Mastigue-me, cuspa-me antes que você possa engolir / Eu abro meus olhos, todo mundo sabe, ninguém se importa“, canta logo nos primeiros minutos do trabalho, na introdutória Cage Girl / Camgirl, canção que evidencia o tom dramático do material e apresenta parte da formatação que rege o disco. Em geral, são movimentos contidos de guitarras, por vezes atmosféricos, mas que antecedem momentos de turbulenta exaltação, resultando na entrega de canções essencialmente catárticas. A própria faixa-título, com seu fechamento ruidoso, funciona como uma boa representação desse resultado incorporado pela artista.

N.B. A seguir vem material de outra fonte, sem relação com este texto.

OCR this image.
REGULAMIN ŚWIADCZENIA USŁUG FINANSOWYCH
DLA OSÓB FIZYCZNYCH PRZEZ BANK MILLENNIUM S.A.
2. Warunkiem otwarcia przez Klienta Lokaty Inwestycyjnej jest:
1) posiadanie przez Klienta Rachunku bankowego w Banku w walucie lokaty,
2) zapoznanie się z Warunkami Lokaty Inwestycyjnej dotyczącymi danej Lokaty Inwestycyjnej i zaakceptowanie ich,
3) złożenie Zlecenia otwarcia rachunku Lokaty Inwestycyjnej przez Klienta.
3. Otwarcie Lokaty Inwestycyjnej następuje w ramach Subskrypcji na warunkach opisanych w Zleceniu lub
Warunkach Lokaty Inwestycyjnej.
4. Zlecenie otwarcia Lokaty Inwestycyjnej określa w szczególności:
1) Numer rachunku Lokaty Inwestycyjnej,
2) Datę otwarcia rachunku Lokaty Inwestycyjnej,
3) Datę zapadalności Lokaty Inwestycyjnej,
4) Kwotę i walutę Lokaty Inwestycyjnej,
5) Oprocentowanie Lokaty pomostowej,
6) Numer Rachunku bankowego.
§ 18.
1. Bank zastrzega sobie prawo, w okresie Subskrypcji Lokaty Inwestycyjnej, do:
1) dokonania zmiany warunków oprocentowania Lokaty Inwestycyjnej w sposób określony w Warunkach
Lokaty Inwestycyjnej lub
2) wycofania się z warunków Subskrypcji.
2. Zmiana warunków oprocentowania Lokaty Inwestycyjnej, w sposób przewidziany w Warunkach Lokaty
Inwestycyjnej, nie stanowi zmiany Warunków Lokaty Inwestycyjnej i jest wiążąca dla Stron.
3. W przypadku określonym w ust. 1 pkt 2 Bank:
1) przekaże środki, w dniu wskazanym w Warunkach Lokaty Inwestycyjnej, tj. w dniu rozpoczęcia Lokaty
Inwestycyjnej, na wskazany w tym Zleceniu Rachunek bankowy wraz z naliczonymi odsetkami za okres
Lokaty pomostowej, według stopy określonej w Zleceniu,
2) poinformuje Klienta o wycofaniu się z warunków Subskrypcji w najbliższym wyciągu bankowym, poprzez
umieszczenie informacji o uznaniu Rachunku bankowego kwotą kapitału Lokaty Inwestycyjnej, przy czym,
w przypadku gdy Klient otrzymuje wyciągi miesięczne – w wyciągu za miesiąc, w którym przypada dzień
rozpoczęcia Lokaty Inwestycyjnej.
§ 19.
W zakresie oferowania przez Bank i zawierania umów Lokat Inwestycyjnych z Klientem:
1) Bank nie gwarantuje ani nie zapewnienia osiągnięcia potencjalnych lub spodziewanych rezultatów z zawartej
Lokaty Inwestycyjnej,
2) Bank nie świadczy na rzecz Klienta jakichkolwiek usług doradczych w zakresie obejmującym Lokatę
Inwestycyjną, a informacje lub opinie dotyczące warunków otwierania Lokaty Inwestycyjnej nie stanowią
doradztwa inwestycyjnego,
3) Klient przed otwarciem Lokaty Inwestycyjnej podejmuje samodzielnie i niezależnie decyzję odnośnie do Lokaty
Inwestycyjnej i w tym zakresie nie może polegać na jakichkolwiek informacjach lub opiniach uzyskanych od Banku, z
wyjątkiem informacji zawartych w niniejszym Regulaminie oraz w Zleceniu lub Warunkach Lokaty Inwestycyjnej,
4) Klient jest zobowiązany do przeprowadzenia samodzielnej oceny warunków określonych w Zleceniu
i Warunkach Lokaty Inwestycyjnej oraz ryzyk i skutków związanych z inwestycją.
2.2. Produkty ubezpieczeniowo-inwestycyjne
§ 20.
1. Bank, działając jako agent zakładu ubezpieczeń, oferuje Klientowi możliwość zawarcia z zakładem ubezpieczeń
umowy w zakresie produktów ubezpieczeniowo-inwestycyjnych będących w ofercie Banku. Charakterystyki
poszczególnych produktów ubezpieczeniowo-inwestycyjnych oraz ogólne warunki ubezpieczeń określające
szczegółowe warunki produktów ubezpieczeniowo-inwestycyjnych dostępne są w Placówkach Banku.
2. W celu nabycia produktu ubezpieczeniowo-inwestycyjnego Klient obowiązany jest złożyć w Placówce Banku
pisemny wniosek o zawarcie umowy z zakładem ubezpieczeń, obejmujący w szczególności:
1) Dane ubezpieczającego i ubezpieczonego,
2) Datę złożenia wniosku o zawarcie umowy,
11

É como se Remover partisse das mesmas temáticas e estruturas exploradas por Ethel Cain em Preacher’s Daughter (2022), porém, utilizando de um acabamento eletrônico. A própria artista disse em entrevista ao Stereogum o quanto o trabalho de Cain foi fundamental para a realização de Census Designated. E isso fica bastante evidente quando mergulhamos em canções como Video. São pouco menos de nove minutos em que a musicista parte de um desejo doentio para estimular a construção dos versos. “Garoto, estou tão cansada de tentar fazer você mudar de ideia / Tudo que eu quero que você faça é me perseguir“, canta.

São criações essencialmente longas, como se Remover seguisse em uma medida própria de tempo. Se por um lado esse direcionamento garante ao público uma obra imersiva, por outro, torna a experiência do ouvinte exaustiva. Composições como Backseat Girl e Idling Somewhere que custam a avançar, efeito direto da bateria econômica que, vez ou outra, desaparece por completo. Falta ao trabalho a mesma fluidez e andamento rítmico do registro anterior, vide o dinamismo explícito em músicas como Movies For Guys. Ainda assim, sobrevive nessa propositada lentidão o estímulo para algumas das principais faixas do disco.

É o caso de Always Have Always Will. Inaugurada em meio a camadas de sintetizadores, a canção ganha forma aos poucos, sem pressa, culminando em um fechamento grandioso, efeito direto da sobreposição de elementos proposta por Remover. O mesmo refinamento instrumental e lenta costura de ideias pode ser percebida em Lips, logo nos minutos iniciais do disco. São delicadas paisagens instrumentais que se revelam ao público em pequenas doses. A diferença está na mudança de percurso que culmina em uma turbulenta combinação de batidas e vozes berradas, como um exercício de libertação poética e emocional.

Próximo e ao mesmo tempo distante de tudo aquilo que a artista havia testado no disco anterior, Census Designated abre passagem para uma nova fase na carreira de Remover. Embora parta de uma abordagem talvez arrastada, sobrevive no forte aspecto sentimental e profunda honestidade explícita nos versos um atrativo natural que compensa o andamento moroso dado ao trabalho. Canções que servem de passagem para um universo criativo bastante particular, reforçando o lirismo intimista da cantora, porém, nunca inacessíveis, como um indicativo da capacidade da musicista em dialogar por meio das próprias emoções.